Electric bicycles facing end of dangerous road 

Shang Rupeng does not. "I bought an electric bicycle last June and now it's my major transport tool. The buses are too crowded during rush hours. It's often very awkward for me, especially in summer. I hate the feeling of being sucked into the crowds, with other people's bodies pasted to mine.

"I spent 2,400 yuan on my electric bicycle, more than my salary for one month," said Shang, who works at a mobile phone factory in Shenzhen. "How could the government allow us to buy it, but force us to lock it at home?"

Wu Limin, a former deputy to the Shenzhen Municipal People's Congress, recognizes the safety issues and the "irresistible general trend" to respond with regulations.

"But the problem of electric bicycles cannot be solved by banning them," Wu said. "It's just like we can't cut the feet to fit the shoes.
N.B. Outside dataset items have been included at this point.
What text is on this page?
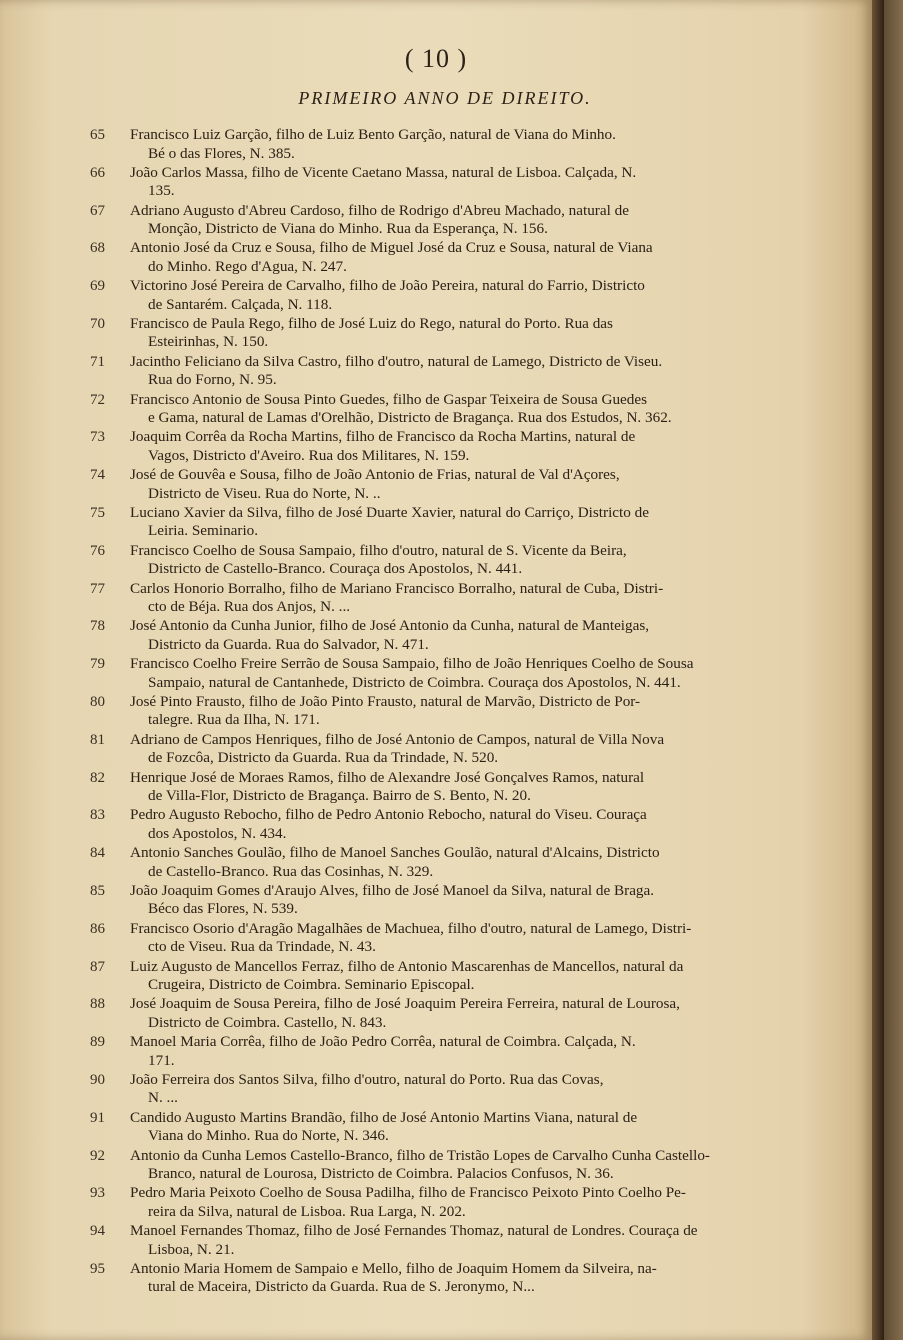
( 10 )
PRIMEIRO ANNO DE DIREITO.
65	Francisco Luiz Garção, filho de Luiz Bento Garção, natural de Viana do Minho.
Bé o das Flores, N. 385.
66	João Carlos Massa, filho de Vicente Caetano Massa, natural de Lisboa. Calçada, N.
135.
67	Adriano Augusto d'Abreu Cardoso, filho de Rodrigo d'Abreu Machado, natural de
Monção, Districto de Viana do Minho. Rua da Esperança, N. 156.
68	Antonio José da Cruz e Sousa, filho de Miguel José da Cruz e Sousa, natural de Viana
do Minho. Rego d'Agua, N. 247.
69	Victorino José Pereira de Carvalho, filho de João Pereira, natural do Farrio, Districto
de Santarém. Calçada, N. 118.
70	Francisco de Paula Rego, filho de José Luiz do Rego, natural do Porto. Rua das
Esteirinhas, N. 150.
71	Jacintho Feliciano da Silva Castro, filho d'outro, natural de Lamego, Districto de Viseu.
Rua do Forno, N. 95.
72	Francisco Antonio de Sousa Pinto Guedes, filho de Gaspar Teixeira de Sousa Guedes
e Gama, natural de Lamas d'Orelhão, Districto de Bragança. Rua dos Estudos, N. 362.
73	Joaquim Corrêa da Rocha Martins, filho de Francisco da Rocha Martins, natural de
Vagos, Districto d'Aveiro. Rua dos Militares, N. 159.
74	José de Gouvêa e Sousa, filho de João Antonio de Frias, natural de Val d'Açores,
Districto de Viseu. Rua do Norte, N. ..
75	Luciano Xavier da Silva, filho de José Duarte Xavier, natural do Carriço, Districto de
Leiria. Seminario.
76	Francisco Coelho de Sousa Sampaio, filho d'outro, natural de S. Vicente da Beira,
Districto de Castello-Branco. Couraça dos Apostolos, N. 441.
77	Carlos Honorio Borralho, filho de Mariano Francisco Borralho, natural de Cuba, Distri-
cto de Béja. Rua dos Anjos, N. ...
78	José Antonio da Cunha Junior, filho de José Antonio da Cunha, natural de Manteigas,
Districto da Guarda. Rua do Salvador, N. 471.
79	Francisco Coelho Freire Serrão de Sousa Sampaio, filho de João Henriques Coelho de Sousa
Sampaio, natural de Cantanhede, Districto de Coimbra. Couraça dos Apostolos, N. 441.
80	José Pinto Frausto, filho de João Pinto Frausto, natural de Marvão, Districto de Por-
talegre. Rua da Ilha, N. 171.
81	Adriano de Campos Henriques, filho de José Antonio de Campos, natural de Villa Nova
de Fozcôa, Districto da Guarda. Rua da Trindade, N. 520.
82	Henrique José de Moraes Ramos, filho de Alexandre José Gonçalves Ramos, natural
de Villa-Flor, Districto de Bragança. Bairro de S. Bento, N. 20.
83	Pedro Augusto Rebocho, filho de Pedro Antonio Rebocho, natural do Viseu. Couraça
dos Apostolos, N. 434.
84	Antonio Sanches Goulão, filho de Manoel Sanches Goulão, natural d'Alcains, Districto
de Castello-Branco. Rua das Cosinhas, N. 329.
85	João Joaquim Gomes d'Araujo Alves, filho de José Manoel da Silva, natural de Braga.
Béco das Flores, N. 539.
86	Francisco Osorio d'Aragão Magalhães de Machuea, filho d'outro, natural de Lamego, Distri-
cto de Viseu. Rua da Trindade, N. 43.
87	Luiz Augusto de Mancellos Ferraz, filho de Antonio Mascarenhas de Mancellos, natural da
Crugeira, Districto de Coimbra. Seminario Episcopal.
88	José Joaquim de Sousa Pereira, filho de José Joaquim Pereira Ferreira, natural de Lourosa,
Districto de Coimbra. Castello, N. 843.
89	Manoel Maria Corrêa, filho de João Pedro Corrêa, natural de Coimbra. Calçada, N.
171.
90	João Ferreira dos Santos Silva, filho d'outro, natural do Porto. Rua das Covas,
N. ...
91	Candido Augusto Martins Brandão, filho de José Antonio Martins Viana, natural de
Viana do Minho. Rua do Norte, N. 346.
92	Antonio da Cunha Lemos Castello-Branco, filho de Tristão Lopes de Carvalho Cunha Castello-
Branco, natural de Lourosa, Districto de Coimbra. Palacios Confusos, N. 36.
93	Pedro Maria Peixoto Coelho de Sousa Padilha, filho de Francisco Peixoto Pinto Coelho Pe-
reira da Silva, natural de Lisboa. Rua Larga, N. 202.
94	Manoel Fernandes Thomaz, filho de José Fernandes Thomaz, natural de Londres. Couraça de
Lisboa, N. 21.
95	Antonio Maria Homem de Sampaio e Mello, filho de Joaquim Homem da Silveira, na-
tural de Maceira, Districto da Guarda. Rua de S. Jeronymo, N...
Banning electric bicycles should be synchronized with improving the city's public transportation network."

"It's the citizens' right to choose their favored method of transportation," said Qi Ming, who works at a Shenzhen newspaper. "If people like, they can even travel on skateboards or Rollerblades.

"Electric bicycles are a good supplement to city transport," Qi said. "Blindly banning them will only force people to buy cars. The more strictly the ban is enforced, the more traffic jams and pollution will occur."

There's also risk of an economic effect. More than 1,000 factories nationwide produce electric bicycles; 200 of them are in Shenzhen, 40 in Shajing town alone. Annual output of Shenzhen's e-bike industry is valued at 1.6 billion yuan.